How times have changed. 22 seems like the new 17. Like you, at 22 I married, had a infant, was soon to have another. Worked odd jobs around then DH's schedule. Went to schoo....etc. Now just getting them away from their screens is a challenge. It is a different time and life is more expensive, but I think our expectations, and society's expectations have changed. With COVID, it's a hard time to launch but still possible.  

I have a mid 20's basement dweller who has been diagnosed with a mild ID. He does work and contributes to the expenses so I'm not actively encouraging him to launch. He will always need some kind of direction. It's harder when there is an intellectual/disability issue.  

WalkOnBy's picture

so, my DSD25, known around this site as Thing2, would certainly had been on the spectrum if such a thing was regularly diagnosed in the early 90s.  I truly believe he is an extremely high functioning Aspie.  When he was little, all the signs were there, sensory processing issues, OCD tendencies, ADHD diagnosis and on and on and on.  His twin brother, Thing1, was "normal" and I had already had one child (DD29) so I knew that this kid was different. 

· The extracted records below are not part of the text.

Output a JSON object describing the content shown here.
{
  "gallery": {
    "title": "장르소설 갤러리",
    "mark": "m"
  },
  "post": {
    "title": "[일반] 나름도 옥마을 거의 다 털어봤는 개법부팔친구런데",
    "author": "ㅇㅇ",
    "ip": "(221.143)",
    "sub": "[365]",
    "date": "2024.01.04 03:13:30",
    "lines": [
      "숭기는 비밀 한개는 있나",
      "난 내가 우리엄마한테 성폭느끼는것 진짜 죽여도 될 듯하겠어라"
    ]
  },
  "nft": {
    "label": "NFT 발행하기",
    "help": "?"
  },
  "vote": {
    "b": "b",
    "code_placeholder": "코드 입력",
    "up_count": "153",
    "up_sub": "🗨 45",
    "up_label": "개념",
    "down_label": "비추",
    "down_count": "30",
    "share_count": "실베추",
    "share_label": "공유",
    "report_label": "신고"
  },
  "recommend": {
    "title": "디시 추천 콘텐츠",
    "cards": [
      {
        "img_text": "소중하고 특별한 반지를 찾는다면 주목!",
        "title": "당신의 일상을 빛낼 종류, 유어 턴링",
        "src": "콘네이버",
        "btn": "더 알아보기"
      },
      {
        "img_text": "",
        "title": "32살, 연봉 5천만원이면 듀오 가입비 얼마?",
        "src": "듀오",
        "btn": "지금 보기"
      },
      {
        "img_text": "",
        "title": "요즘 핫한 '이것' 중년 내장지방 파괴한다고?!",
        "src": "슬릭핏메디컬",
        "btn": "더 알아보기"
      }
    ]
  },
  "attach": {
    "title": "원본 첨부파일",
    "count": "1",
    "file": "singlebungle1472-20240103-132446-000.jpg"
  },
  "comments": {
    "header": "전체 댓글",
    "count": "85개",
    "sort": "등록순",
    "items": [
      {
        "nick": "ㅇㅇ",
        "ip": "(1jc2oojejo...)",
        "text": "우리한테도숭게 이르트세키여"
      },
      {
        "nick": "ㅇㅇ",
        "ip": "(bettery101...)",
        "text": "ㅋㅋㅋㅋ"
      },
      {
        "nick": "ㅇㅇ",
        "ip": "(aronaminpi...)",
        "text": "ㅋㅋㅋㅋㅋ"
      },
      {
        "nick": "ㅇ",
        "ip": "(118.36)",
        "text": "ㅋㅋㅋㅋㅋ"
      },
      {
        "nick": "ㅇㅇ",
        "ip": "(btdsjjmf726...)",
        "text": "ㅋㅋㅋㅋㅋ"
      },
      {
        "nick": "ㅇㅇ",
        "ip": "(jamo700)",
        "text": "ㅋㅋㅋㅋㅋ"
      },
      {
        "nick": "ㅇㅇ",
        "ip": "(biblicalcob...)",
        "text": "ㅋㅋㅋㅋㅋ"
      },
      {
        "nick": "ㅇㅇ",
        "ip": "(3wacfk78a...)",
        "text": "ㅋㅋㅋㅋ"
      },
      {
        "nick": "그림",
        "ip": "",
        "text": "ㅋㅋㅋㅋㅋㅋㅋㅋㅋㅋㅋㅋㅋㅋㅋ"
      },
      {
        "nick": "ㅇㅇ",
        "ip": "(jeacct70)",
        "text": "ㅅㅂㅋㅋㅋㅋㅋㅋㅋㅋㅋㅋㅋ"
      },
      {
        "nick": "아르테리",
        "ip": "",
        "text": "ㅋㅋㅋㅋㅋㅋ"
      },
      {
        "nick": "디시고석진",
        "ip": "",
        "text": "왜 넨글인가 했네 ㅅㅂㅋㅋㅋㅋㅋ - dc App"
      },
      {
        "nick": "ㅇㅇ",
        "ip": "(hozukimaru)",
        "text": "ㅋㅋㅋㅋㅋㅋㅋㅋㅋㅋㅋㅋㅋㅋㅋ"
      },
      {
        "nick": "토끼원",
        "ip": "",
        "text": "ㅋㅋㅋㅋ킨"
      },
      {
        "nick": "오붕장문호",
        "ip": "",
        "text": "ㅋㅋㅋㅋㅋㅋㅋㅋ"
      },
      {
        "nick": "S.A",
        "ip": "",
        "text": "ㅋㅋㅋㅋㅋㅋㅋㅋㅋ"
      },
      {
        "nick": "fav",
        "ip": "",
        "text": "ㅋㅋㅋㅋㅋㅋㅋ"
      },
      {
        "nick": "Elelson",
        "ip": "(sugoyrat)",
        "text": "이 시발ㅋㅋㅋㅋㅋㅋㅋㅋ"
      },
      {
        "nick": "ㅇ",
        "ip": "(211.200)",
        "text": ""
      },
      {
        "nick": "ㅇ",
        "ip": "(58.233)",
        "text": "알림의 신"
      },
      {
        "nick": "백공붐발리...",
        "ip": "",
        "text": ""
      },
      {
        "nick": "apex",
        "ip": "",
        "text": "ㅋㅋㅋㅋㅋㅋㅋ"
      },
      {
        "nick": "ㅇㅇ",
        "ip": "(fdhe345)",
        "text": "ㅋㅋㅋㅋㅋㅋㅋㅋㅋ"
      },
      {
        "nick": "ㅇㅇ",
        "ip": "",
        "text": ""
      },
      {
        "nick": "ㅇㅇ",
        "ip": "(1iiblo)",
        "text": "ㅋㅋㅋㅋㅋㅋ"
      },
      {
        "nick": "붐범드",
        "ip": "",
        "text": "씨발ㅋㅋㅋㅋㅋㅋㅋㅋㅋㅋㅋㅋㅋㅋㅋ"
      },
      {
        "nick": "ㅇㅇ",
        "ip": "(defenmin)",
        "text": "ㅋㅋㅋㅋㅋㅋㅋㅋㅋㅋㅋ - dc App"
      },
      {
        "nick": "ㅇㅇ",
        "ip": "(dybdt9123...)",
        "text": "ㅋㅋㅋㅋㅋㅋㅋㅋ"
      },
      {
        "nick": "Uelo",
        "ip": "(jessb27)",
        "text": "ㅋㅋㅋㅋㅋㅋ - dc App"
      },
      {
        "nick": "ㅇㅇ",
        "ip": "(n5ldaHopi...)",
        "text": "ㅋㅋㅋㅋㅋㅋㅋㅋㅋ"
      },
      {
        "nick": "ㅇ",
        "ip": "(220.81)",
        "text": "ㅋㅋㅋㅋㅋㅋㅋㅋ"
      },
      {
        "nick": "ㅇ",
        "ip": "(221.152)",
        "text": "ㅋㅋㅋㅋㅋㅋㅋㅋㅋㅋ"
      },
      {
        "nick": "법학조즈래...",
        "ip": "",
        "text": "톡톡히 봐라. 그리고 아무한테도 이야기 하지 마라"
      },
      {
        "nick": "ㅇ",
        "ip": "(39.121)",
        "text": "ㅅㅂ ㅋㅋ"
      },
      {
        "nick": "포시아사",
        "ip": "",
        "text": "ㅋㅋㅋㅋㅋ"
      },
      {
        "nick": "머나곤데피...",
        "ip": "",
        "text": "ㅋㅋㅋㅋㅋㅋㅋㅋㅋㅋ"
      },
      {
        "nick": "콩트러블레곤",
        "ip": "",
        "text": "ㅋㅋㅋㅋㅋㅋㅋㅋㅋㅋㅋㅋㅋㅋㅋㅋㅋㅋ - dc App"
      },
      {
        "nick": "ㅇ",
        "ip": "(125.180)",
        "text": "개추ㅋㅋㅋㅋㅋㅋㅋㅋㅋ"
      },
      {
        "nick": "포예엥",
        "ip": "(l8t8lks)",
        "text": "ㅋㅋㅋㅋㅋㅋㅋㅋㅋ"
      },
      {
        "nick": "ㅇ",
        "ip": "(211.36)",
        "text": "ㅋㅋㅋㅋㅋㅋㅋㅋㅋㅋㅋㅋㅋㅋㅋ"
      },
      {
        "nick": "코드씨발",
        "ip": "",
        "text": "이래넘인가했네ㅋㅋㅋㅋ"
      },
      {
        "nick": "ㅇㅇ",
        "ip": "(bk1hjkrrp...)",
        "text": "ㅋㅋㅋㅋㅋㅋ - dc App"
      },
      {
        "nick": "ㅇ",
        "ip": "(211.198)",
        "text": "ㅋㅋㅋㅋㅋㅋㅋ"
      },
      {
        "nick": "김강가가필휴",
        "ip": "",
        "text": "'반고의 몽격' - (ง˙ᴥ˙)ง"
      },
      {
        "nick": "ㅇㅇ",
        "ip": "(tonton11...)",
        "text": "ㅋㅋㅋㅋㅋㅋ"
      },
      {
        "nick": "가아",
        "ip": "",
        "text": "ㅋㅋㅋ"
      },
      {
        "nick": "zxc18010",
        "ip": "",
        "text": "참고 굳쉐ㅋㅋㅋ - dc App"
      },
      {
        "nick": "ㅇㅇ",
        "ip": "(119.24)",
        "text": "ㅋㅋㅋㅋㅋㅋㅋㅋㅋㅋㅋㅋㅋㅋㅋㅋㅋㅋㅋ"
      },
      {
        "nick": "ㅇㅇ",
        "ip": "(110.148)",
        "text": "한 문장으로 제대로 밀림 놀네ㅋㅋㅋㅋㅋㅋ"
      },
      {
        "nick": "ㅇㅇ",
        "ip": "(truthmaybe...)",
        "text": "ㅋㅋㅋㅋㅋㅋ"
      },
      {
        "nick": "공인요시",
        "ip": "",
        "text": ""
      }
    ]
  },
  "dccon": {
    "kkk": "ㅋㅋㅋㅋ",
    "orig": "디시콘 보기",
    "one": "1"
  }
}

Lots of struggles with medication, CBT therapy, private school, lots of love and more patience than I ever thought I could have, plus the natural maturation process taking place and today, Thing2 is a vaccine scientist, holds a Masters Degree from Kyoto University (yes, he just picked up and moved to Japan to go to grad school), living in Richmond, VA.  

All of this is to say that I worried every step along the way, just like you, drifting between making him do stuff and giving him grace because of his issues.  I believe that "kicking him out" in the loving way that you have is the perfect move and you guys are doing it right!  

Oh, and Go Blue :-) 

halo1998's picture

that said go Boilermakers....  LOL

We too have done many many therapies...had a great school district that really worked with him etc.  I knew he was different from the get go....I love him..but whew....he tries my patience.  

halo1998's picture

dream of buying a lake house in order to buy this for them to live in.  I thought we were being pretty generous.

futurobrillante99's picture

Um.........you're not kicking him out. You're GIVING him a place to live, rent free. That's hardly being "kicked out."

bearcub25's picture

That was a smart move Halo and a great launching pad.  Having his sister there will make him feel safer but able to spread his wings.

I had to do that with my DS and once he started being independent, he pushed himself more.